Yuzu is a magnificent scent! A member of the pomelo family of citrus fruit, it has a delicate, wonderful smell and taste that is lemon-lime with a hint of grapefruit and a whole lotta mysterious OOOOOH. That’s why the world is divided into those who are Yuzu crazy, and those who haven’t experienced it yet.
The term koshō usually means black pepper in Japanese; togarashi means chile pepper. Koshō is a bit of the Kyushu province’s slang for chile pepper, but it has stuck with the stuff.
Yuzu Koshō comes in two varieties, based on the color of the chile pepper used: Midori (Green) or Aka (Red). They have distinctly different tastes. I prefer the green overall, but many people like the red more with beef and stronger flavored foods that demand less delicacy.
The yuzu skin and chili peppers are finely minced. They are allowed to ferment and mixed with salt to preserve it. As yuzu koshō is most often made with green chilis, it will be an emerald green paste. The characteristic mild sourness of the yuzu combined with the pungent spice of the peppers makes for a truly flavorful condiment that has no equal in other world foods. You gotta have this stuff!
Yuzu is wild in Tibet and throughout central China. A cousin of the pomelo, it has a very aromatic rind. It was brought to China and Korea in the Tang dynasty. It’s wildly popular for everything from foods to soaps and candles in both countries.
The condiment is a creation of one or more towns in the Kyushu province. Its first commercial use was as a novelty souvenir, like American hot sauces, at the hot springs of Yufuin Onsen about 50 years ago. Fundokin (フンドーキン), a major producer of sauces and condiments in Kyushu was the first company to produce it. Like Sriracha, it is slowly making itself known to the rest of the world, with many imitators.
It seems like it might cost more than a bit, but, relative to other premium-priced hot sauces and spices, it’s a deal! A little goes a long way.

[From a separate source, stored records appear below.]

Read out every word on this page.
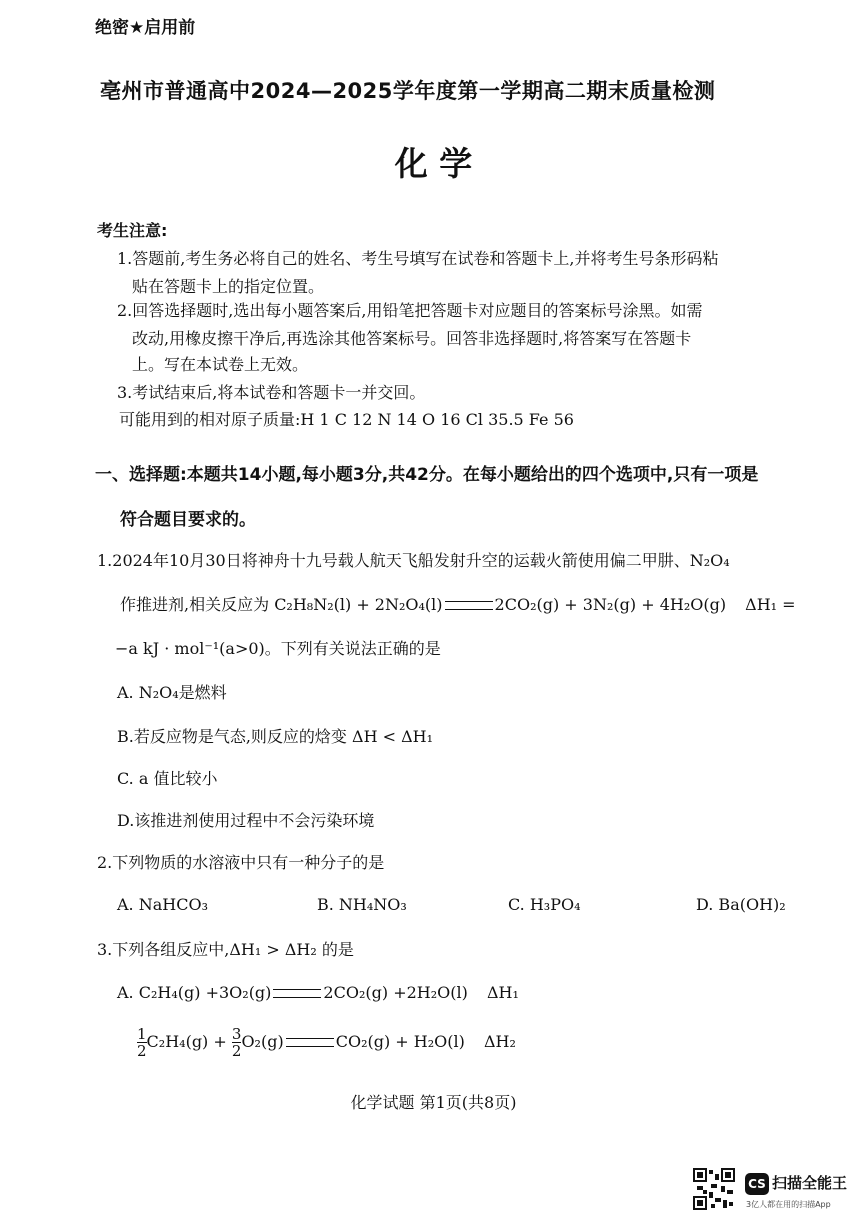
绝密★启用前
亳州市普通高中2024—2025学年度第一学期高二期末质量检测
化 学
考生注意:
1.答题前,考生务必将自己的姓名、考生号填写在试卷和答题卡上,并将考生号条形码粘
贴在答题卡上的指定位置。
2.回答选择题时,选出每小题答案后,用铅笔把答题卡对应题目的答案标号涂黑。如需
改动,用橡皮擦干净后,再选涂其他答案标号。回答非选择题时,将答案写在答题卡
上。写在本试卷上无效。
3.考试结束后,将本试卷和答题卡一并交回。
可能用到的相对原子质量:H 1 C 12 N 14 O 16 Cl 35.5 Fe 56
一、选择题:本题共14小题,每小题3分,共42分。在每小题给出的四个选项中,只有一项是
符合题目要求的。
1.2024年10月30日将神舟十九号载人航天飞船发射升空的运载火箭使用偏二甲肼、N₂O₄
作推进剂,相关反应为 C₂H₈N₂(l) + 2N₂O₄(l)	2CO₂(g) + 3N₂(g) + 4H₂O(g) ΔH₁ =
−a kJ · mol⁻¹(a>0)。下列有关说法正确的是
A. N₂O₄是燃料
B.若反应物是气态,则反应的焓变 ΔH < ΔH₁
C. a 值比较小
D.该推进剂使用过程中不会污染环境
2.下列物质的水溶液中只有一种分子的是
A. NaHCO₃	B. NH₄NO₃	C. H₃PO₄	D. Ba(OH)₂
3.下列各组反应中,ΔH₁ > ΔH₂ 的是
A. C₂H₄(g) +3O₂(g)	2CO₂(g) +2H₂O(l) ΔH₁
$\frac{1}{2} C_2H_4(g) + \frac{3}{2} O_2(g)$	CO₂(g) + H₂O(l) ΔH₂
化学试题 第1页(共8页)
CS 扫描全能王
3亿人都在用的扫描App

There are a few yuzu brands available in North America, and many available in Japan and world-wide, but Fundokin (フンドーキン), which never seems to push its brand with middle-men who take credit for it being their own, still makes the real deal. Look for the Japanese symbols of their name, above, to make sure it’s their product. S&B and the McCormick-Schmick’s are Johnnie-come-latelies and taste a bit different. Like Huy Fong Foods’ Sriracha, stick with legit!